A lagoa encantada

– Que lagoa mais linda! – Disse para ela, emocionado com aquela visão que se fazia no lençol da noite.

Estávamos sentados em cima de uma grande pedra, cercados pelas criaturas da escuridão. Vagalumes cobriam o capim e subiam acima da copa das árvores, com certeza queriam se fazer de estrelas. Grilos se escondiam por entre as folhas e descambavam a cantar com as pernas. Músicas diversas encantavam a noite. Também as corujas gritavam melodias tristes. Ao largo víamos morcegos voando e se embelezando de escuridão.

O céu estava maravilhoso. Adornado de estrelas amarelas, o infinito sorria com olhos azuis. Todas as nuvens tinham partido da noite. Elas também são criaturas que migram. Assim, as estrelas podiam ser vistas dançando. Seu balé maravilhoso espalhava o brilho desde o insondável até as águas sedentas da lagoa. Mas a lua também acendia as águas com seu brilho do dia.

Eis o mais belo retrato do dia: a lua que reflete a imensidão luminosa.

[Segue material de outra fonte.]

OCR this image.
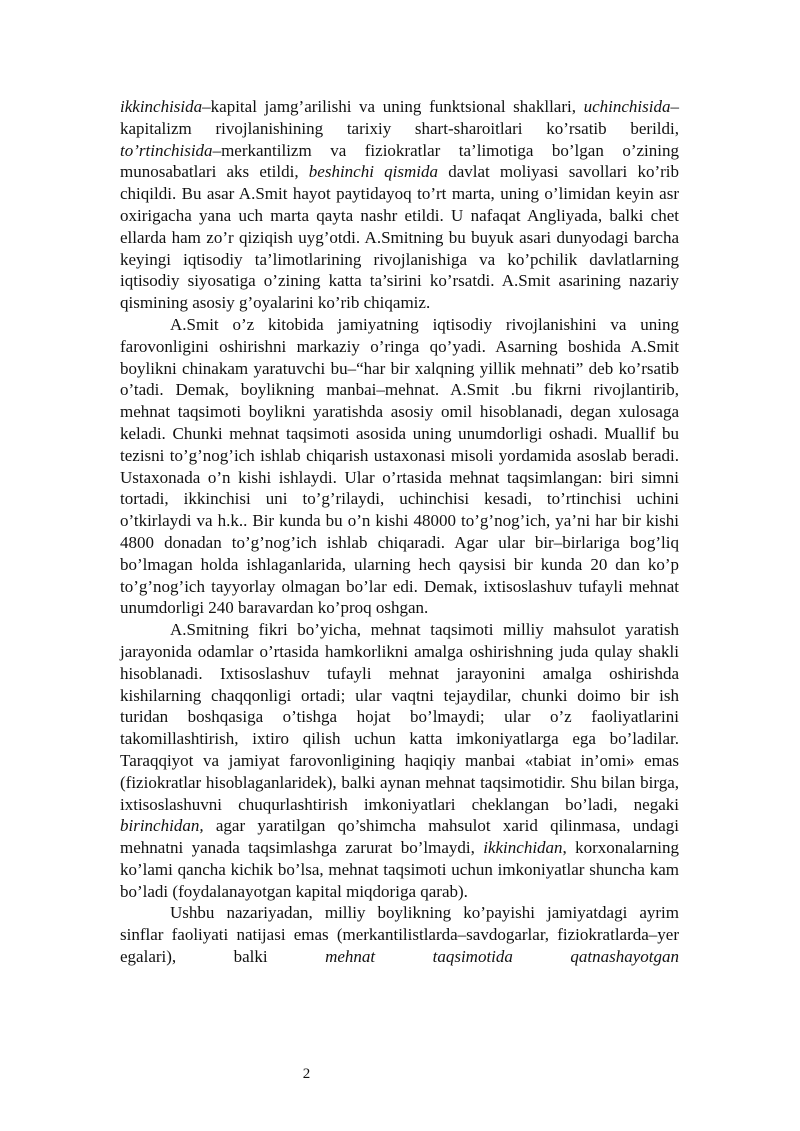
ikkinchisida–kapital jamg’arilishi va uning funktsional shakllari, uchinchisida–kapitalizm rivojlanishining tarixiy shart-sharoitlari ko’rsatib berildi, to’rtinchisida–merkantilizm va fiziokratlar ta’limotiga bo’lgan o’zining munosabatlari aks etildi, beshinchi qismida davlat moliyasi savollari ko’rib chiqildi. Bu asar A.Smit hayot paytidayoq to’rt marta, uning o’limidan keyin asr oxirigacha yana uch marta qayta nashr etildi. U nafaqat Angliyada, balki chet ellarda ham zo’r qiziqish uyg’otdi. A.Smitning bu buyuk asari dunyodagi barcha keyingi iqtisodiy ta’limotlarining rivojlanishiga va ko’pchilik davlatlarning iqtisodiy siyosatiga o’zining katta ta’sirini ko’rsatdi. A.Smit asarining nazariy qismining asosiy g’oyalarini ko’rib chiqamiz.

A.Smit o’z kitobida jamiyatning iqtisodiy rivojlanishini va uning farovonligini oshirishni markaziy o’ringa qo’yadi. Asarning boshida A.Smit boylikni chinakam yaratuvchi bu–“har bir xalqning yillik mehnati” deb ko’rsatib o’tadi. Demak, boylikning manbai–mehnat. A.Smit .bu fikrni rivojlantirib, mehnat taqsimoti boylikni yaratishda asosiy omil hisoblanadi, degan xulosaga keladi. Chunki mehnat taqsimoti asosida uning unumdorligi oshadi. Muallif bu tezisni to’g’nog’ich ishlab chiqarish ustaxonasi misoli yordamida asoslab beradi. Ustaxonada o’n kishi ishlaydi. Ular o’rtasida mehnat taqsimlangan: biri simni tortadi, ikkinchisi uni to’g’rilaydi, uchinchisi kesadi, to’rtinchisi uchini o’tkirlaydi va h.k.. Bir kunda bu o’n kishi 48000 to’g’nog’ich, ya’ni har bir kishi 4800 donadan to’g’nog’ich ishlab chiqaradi. Agar ular bir–birlariga bog’liq bo’lmagan holda ishlaganlarida, ularning hech qaysisi bir kunda 20 dan ko’p to’g’nog’ich tayyorlay olmagan bo’lar edi. Demak, ixtisoslashuv tufayli mehnat unumdorligi 240 baravardan ko’proq oshgan.

A.Smitning fikri bo’yicha, mehnat taqsimoti milliy mahsulot yaratish jarayonida odamlar o’rtasida hamkorlikni amalga oshirishning juda qulay shakli hisoblanadi. Ixtisoslashuv tufayli mehnat jarayonini amalga oshirishda kishilarning chaqqonligi ortadi; ular vaqtni tejaydilar, chunki doimo bir ish turidan boshqasiga o’tishga hojat bo’lmaydi; ular o’z faoliyatlarini takomillashtirish, ixtiro qilish uchun katta imkoniyatlarga ega bo’ladilar. Taraqqiyot va jamiyat farovonligining haqiqiy manbai «tabiat in’omi» emas (fiziokratlar hisoblaganlaridek), balki aynan mehnat taqsimotidir. Shu bilan birga, ixtisoslashuvni chuqurlashtirish imkoniyatlari cheklangan bo’ladi, negaki birinchidan, agar yaratilgan qo’shimcha mahsulot xarid qilinmasa, undagi mehnatni yanada taqsimlashga zarurat bo’lmaydi, ikkinchidan, korxonalarning ko’lami qancha kichik bo’lsa, mehnat taqsimoti uchun imkoniyatlar shuncha kam bo’ladi (foydalanayotgan kapital miqdoriga qarab).

Ushbu nazariyadan, milliy boylikning ko’payishi jamiyatdagi ayrim sinflar faoliyati natijasi emas (merkantilistlarda–savdogarlar, fiziokratlarda–yer egalari), balki mehnat taqsimotida qatnashayotgan

2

As estrelas diziam aos vagalumes para se conhecerem:

– Somos tão profundas quanto à noite e tão breves quanto o brilho de suas lanternas. Somos como vocês.

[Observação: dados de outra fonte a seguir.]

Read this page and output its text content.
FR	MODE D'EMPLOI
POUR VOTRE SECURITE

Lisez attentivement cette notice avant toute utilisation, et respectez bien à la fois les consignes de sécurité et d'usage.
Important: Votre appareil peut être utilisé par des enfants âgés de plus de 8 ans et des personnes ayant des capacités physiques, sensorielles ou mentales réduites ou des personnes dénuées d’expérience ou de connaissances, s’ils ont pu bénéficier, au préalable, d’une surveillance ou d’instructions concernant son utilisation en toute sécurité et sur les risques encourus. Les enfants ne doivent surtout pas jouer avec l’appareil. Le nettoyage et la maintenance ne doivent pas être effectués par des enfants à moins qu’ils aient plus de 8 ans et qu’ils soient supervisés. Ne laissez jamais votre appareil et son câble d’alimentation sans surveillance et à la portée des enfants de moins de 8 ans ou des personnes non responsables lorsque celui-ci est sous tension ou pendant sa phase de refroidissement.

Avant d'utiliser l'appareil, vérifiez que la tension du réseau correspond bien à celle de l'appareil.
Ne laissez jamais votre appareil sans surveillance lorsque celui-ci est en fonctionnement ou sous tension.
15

Tudo se assemelha por causa do fio que os liga. É a noite que liga todas essas criaturas. Sem ela, nenhuma delas poderia existir desse jeito magnifico. É por isso que todos agradecem a noite, como também o faz lagoa.

Cheguei aqui por meio de encantes. A bela moça de cabelos escuros me trouxe para ver, quer dizer, para sentir em profundidade o mistério das águas. Porém, ela não me disse o seu nome. Não quis lhe interromper a imaginação, pois seus olhos estavam fixos na água. Seu sorriso não mostrava os dentes, mas nele se via ilusão, aquela qualidade que só quem se pertence ao encantamento possui.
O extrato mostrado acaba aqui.